Mr O'Brien was due to visit the UK, Italy and Germany this week but returned to Washington four days early, a spokesman for the US National Security Council confirmed to The National.

“Ambassador O’Brien is returning to address the hacking incident,” said John Ullyot, the deputy assistant to the president.

The council already held two high-level meetings on the cyber breach on Saturday and Monday, and Mr O'Brien will be convening another meeting tonight and tomorrow.

The return of the senior US official was another indication of the seriousness of the hack that hit at least six US agencies. The attack is suspected to have been carried out by the Russian government.

The departments of state, defence, homeland security, justice, treasury and commerce are investigating the degree of the breach that may have happened over several months. Nearly 18,000 private and government users downloaded the tainted software update, according to The New York Times.

The huge operation was carried out after the hackers infiltrated and installed malware in a software product from SolarWinds, which supplies hundreds of government agencies and top companies.

By compromising its platform, the hackers were able to gain access to government agencies and possibly secret material that SolarWinds was supposed to protect, Reuters reported on Sunday.

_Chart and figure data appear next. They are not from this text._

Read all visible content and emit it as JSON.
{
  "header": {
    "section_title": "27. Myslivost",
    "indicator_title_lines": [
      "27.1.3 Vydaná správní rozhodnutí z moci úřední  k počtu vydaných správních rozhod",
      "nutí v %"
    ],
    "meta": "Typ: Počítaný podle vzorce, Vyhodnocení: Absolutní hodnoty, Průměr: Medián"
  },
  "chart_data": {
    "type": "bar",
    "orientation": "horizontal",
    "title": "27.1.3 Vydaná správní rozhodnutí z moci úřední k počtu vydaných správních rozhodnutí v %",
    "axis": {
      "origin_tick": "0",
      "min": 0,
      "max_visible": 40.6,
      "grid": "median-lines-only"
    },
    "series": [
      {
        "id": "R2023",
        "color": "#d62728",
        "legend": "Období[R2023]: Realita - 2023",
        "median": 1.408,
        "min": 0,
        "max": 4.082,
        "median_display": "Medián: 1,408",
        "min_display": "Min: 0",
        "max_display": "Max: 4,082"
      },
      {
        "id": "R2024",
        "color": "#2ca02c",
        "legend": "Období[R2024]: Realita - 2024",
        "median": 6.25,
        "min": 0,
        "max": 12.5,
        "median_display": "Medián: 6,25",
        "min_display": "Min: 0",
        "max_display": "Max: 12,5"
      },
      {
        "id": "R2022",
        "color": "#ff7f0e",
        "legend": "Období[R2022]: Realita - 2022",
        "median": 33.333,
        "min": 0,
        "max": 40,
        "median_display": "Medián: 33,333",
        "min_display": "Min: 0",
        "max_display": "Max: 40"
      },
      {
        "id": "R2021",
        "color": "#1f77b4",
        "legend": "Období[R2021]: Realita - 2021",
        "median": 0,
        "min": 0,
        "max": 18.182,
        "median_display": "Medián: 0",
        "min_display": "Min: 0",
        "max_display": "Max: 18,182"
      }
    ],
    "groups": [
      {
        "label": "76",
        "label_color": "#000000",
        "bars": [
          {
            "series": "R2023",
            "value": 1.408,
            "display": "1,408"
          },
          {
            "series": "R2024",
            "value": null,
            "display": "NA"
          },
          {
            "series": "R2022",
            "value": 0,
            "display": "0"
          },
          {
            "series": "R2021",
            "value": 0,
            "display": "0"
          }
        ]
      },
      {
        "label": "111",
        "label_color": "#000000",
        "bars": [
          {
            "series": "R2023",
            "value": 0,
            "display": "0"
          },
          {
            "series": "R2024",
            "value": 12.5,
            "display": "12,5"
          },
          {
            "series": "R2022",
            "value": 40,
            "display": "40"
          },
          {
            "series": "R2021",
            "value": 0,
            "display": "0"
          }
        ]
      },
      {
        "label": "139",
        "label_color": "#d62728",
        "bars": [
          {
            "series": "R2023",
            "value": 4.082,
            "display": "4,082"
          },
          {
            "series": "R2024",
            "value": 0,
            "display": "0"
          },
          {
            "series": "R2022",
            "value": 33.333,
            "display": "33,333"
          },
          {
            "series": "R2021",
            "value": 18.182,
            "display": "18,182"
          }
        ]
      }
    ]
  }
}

The company sent an advisory to its clients informing them of an attack. “We have been advised that this incident was likely the result of a highly sophisticated, targeted and manual supply chain attack by an outside nation-state," the Texas-based company said. It then launched an upgrade to the software containing the malicious code.

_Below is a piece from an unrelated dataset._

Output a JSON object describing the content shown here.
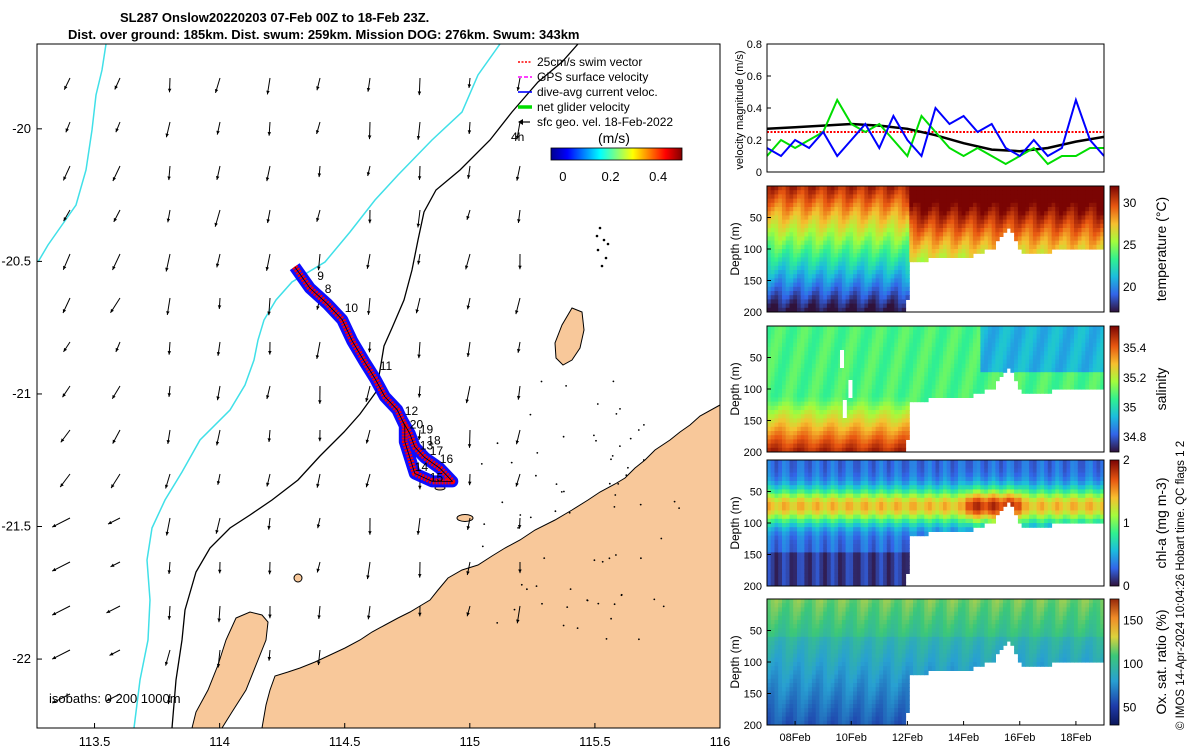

Russia denied responsibility for the attack but US officials and cyber experts say the high level of sophistication of the operation and the agencies affected point to Russian intelligence. US officials said the Russian hacking group Cozy Bear, associated with the Russian foreign intelligence service, was behind the attack.

Government agencies are still investigating the degree of the damage to determine a response.

The Department of Homeland Security’s Cybersecurity and Infrastructure Security Agency was also attacked. It issued a rare directive on Sunday instructing all federal agencies to disconnect affected devices.

Teri Radichel, CEO of 2nd Sight Lab, saw in the attack further evidence on the lethality of the NotPetya malware that Russia has employed in the past.

"This attack has many factors, but one thing companies really need to look at closely is the security of their deployment systems," Ms Radichel told The National. "The NotPetya malware used the same vector and caused a massive amount of damage."

Implementing secure architecture is needed to limit the damage that malware can cause when it gets into systems such as Solarwinds, explained Ms Radichel, also the author of Cybersecurity for Executives in the Age of the Cloud.

“Networks should be designed to spot the C2 [command and control] traffic and any internal network scans as quickly as possible, as well as use defence in depth and avoid reliance on only one monitoring system for critical data,” the expert added.

In October, the US Department of Justice charged six Russian military officers and accused them of carrying out some of the world’s largest cyberattacks over the last decade using the malware NotPetya.

The US government was made aware of the attack only after the private cybersecurity company FireEye detected the infiltration. On Tuesday, Microsoft announced it would quarantine and isolate versions of the SolarWinds Orion app that contain the malware. It also recommended that companies with Orion apps do the same.